Importantly, I could not see the increased expression of LTF, DEF3 and DEF4 in DSS patients in this Loke et al. 2010 paper, and therefore this team were credited with this observation, rather that the Devignot et al. (2010) manuscript that was in review at that time (in review Jan 20 2010, accepted June 22, 2010, published July 20, 2010)!
In addition, later that year (December 2010) the latter team who appreared to be given the credit of the association with neutrophil gene expressions in DSS patients, published the claim to be the first to identify the upregulation of neutrophil-associated genes in DSS patients’ blood samples, despite citing the Devignot et al. (July 2010) paper (see last sentence of the paper):
Hoang LT, Lynn DJ, Henn M, Birren BW, Lennon NJ, Le PT, Duong KT, Nguyen TT, Mai LN, Farrar JJ, Hibberd ML, Simmons CP. (2010). The early whole-blood transcriptional signature of dengue virus and features associated with progression to dengue shock syndrome in Vietnamese children and young adults. J Virol. Dec; 84(24): 12982-12994. Epub 2010 Oct 13.

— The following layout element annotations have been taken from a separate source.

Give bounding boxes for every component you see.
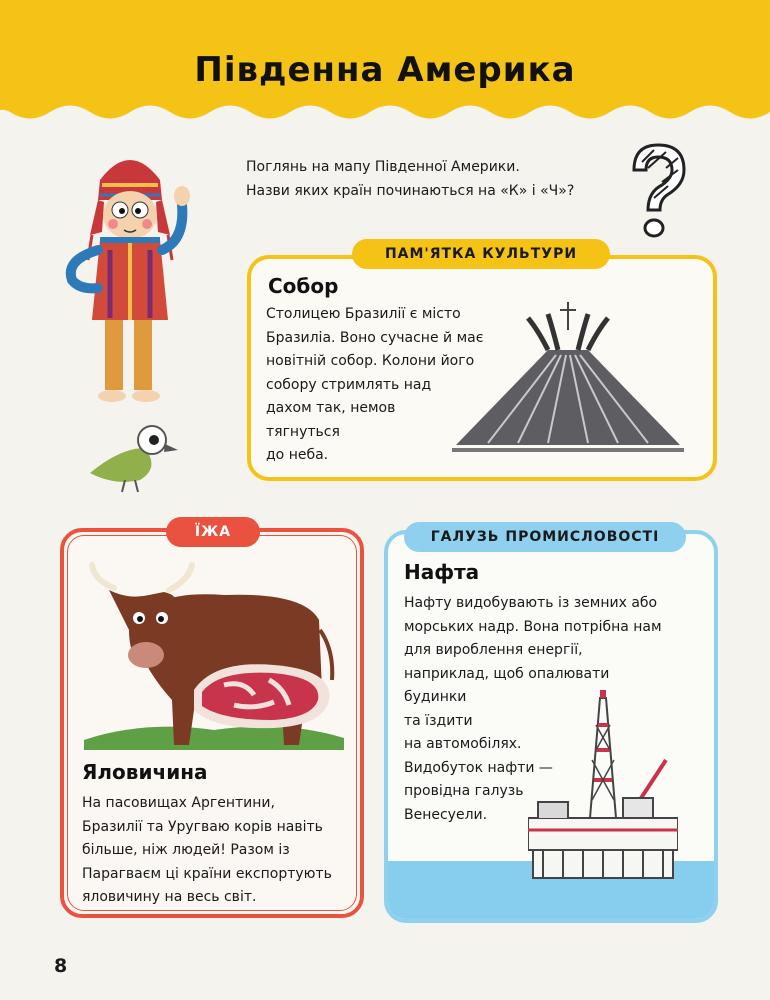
text-line: Бразиліа. Воно сучасне й має bbox=[266, 329, 484, 346]
page-number: 8 bbox=[54, 955, 68, 977]
text-line: морських надр. Вона потрібна нам bbox=[404, 618, 662, 635]
text-line: собору стримлять над bbox=[266, 376, 432, 393]
andean-boy-illustration bbox=[50, 140, 210, 410]
text-line: провідна галузь bbox=[404, 783, 524, 799]
text-line: будинки bbox=[404, 689, 467, 705]
text-line: Столицею Бразилії є місто bbox=[266, 306, 461, 322]
text-line: Парагваєм ці країни експортують bbox=[82, 865, 332, 882]
food-text bbox=[82, 792, 332, 910]
text-line: дахом так, немов bbox=[266, 400, 396, 416]
text-line: до неба. bbox=[266, 447, 329, 463]
culture-heading: Собор bbox=[268, 274, 339, 298]
text-line: на автомобілях. bbox=[404, 736, 522, 752]
cow-illustration bbox=[84, 560, 344, 750]
text-line: тягнуться bbox=[266, 423, 340, 440]
text-line: На пасовищах Аргентини, bbox=[82, 795, 275, 811]
text-line: Нафту видобувають із земних або bbox=[404, 595, 658, 611]
page-title: Південна Америка bbox=[194, 50, 576, 90]
oil-rig-illustration bbox=[528, 690, 678, 880]
industry-tag: ГАЛУЗЬ ПРОМИСЛОВОСТІ bbox=[404, 522, 686, 552]
text-line: Видобуток нафти — bbox=[404, 759, 553, 776]
culture-tag: ПАМ'ЯТКА КУЛЬТУРИ bbox=[352, 239, 610, 269]
intro-line: Назви яких країн починаються на «К» і «Ч»? bbox=[246, 183, 575, 199]
text-line: наприклад, щоб опалювати bbox=[404, 665, 610, 682]
cathedral-illustration bbox=[448, 300, 688, 460]
text-line: яловичину на весь світ. bbox=[82, 889, 257, 905]
bird-illustration bbox=[80, 418, 190, 493]
intro-line: Поглянь на мапу Південної Америки. bbox=[246, 159, 520, 175]
text-line: та їздити bbox=[404, 712, 473, 729]
question-mark-icon bbox=[622, 140, 692, 240]
food-tag: ЇЖА bbox=[166, 517, 260, 547]
text-line: для вироблення енергії, bbox=[404, 642, 583, 658]
industry-heading: Нафта bbox=[404, 560, 480, 584]
text-line: більше, ніж людей! Разом із bbox=[82, 842, 290, 858]
text-line: новітній собор. Колони його bbox=[266, 353, 475, 369]
text-line: Бразилії та Уругваю корів навіть bbox=[82, 818, 323, 835]
intro-question bbox=[246, 155, 626, 203]
food-heading: Яловичина bbox=[82, 760, 208, 784]
text-line: Венесуели. bbox=[404, 806, 488, 823]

[N.B. In this paper, there was only a weak upregulation of these genes in the early acute phase serum samples from patients who subsequently developed DSS, making them not useful for DSS prognosis].

Abstract
“Strikingly, the only difference in the transcriptional signatures of early DSS and UC dengue cases was the greater abundance of several neutrophil-associated transcripts in patients who progressed to DSS, a finding supported by higher plasma concentrations of several canonical proteins associated with neutrophil degranulation (bactericidal/permeability-increasing protein [BPI], elastase 2 [ELA2], and defensin 1 alpha [DEF1A]). Collectively, these data suggest a hitherto unrecognized association between neutrophil activation, pathogenesis, and the development of DSS and point to future strategies for guiding prognosis.”
Discussion
“Neutrophil activation and degranulation were most prominent themes in the DSS-associated differentially expressed gene list. A gene signature consistent with neutrophil activation has also been recently described in whole-blood samples obtained from Cambodian children with DSS (10). We verified that plasma protein concentrations of CTSG, BPI, ELA2, and MPO were also higher in early DSS patients than in control patients, albeit the absolute difference was small and unlikely to be useful for prognosis. Of the differentially expressed genes associated with neutrophil degranulation, ELA2, CTSG, and the defensins (DEF1A and DEF4A) are of particular interest.”
Reference 10
10.Devignot, S., C. Sapet, V. Duong, A. Bergon, P. Rihet, S. Ong, P. T. Lorn, N. Chroeung, S. Ngeav, H. J. Tolou, P. Buchy, and P. Couissinier-Paris. 2010. Genome-wide expression profiling deciphers host responses altered during dengue shock syndrome and reveals the role of innate immunity in severe dengue. PLoS One 5:e11671.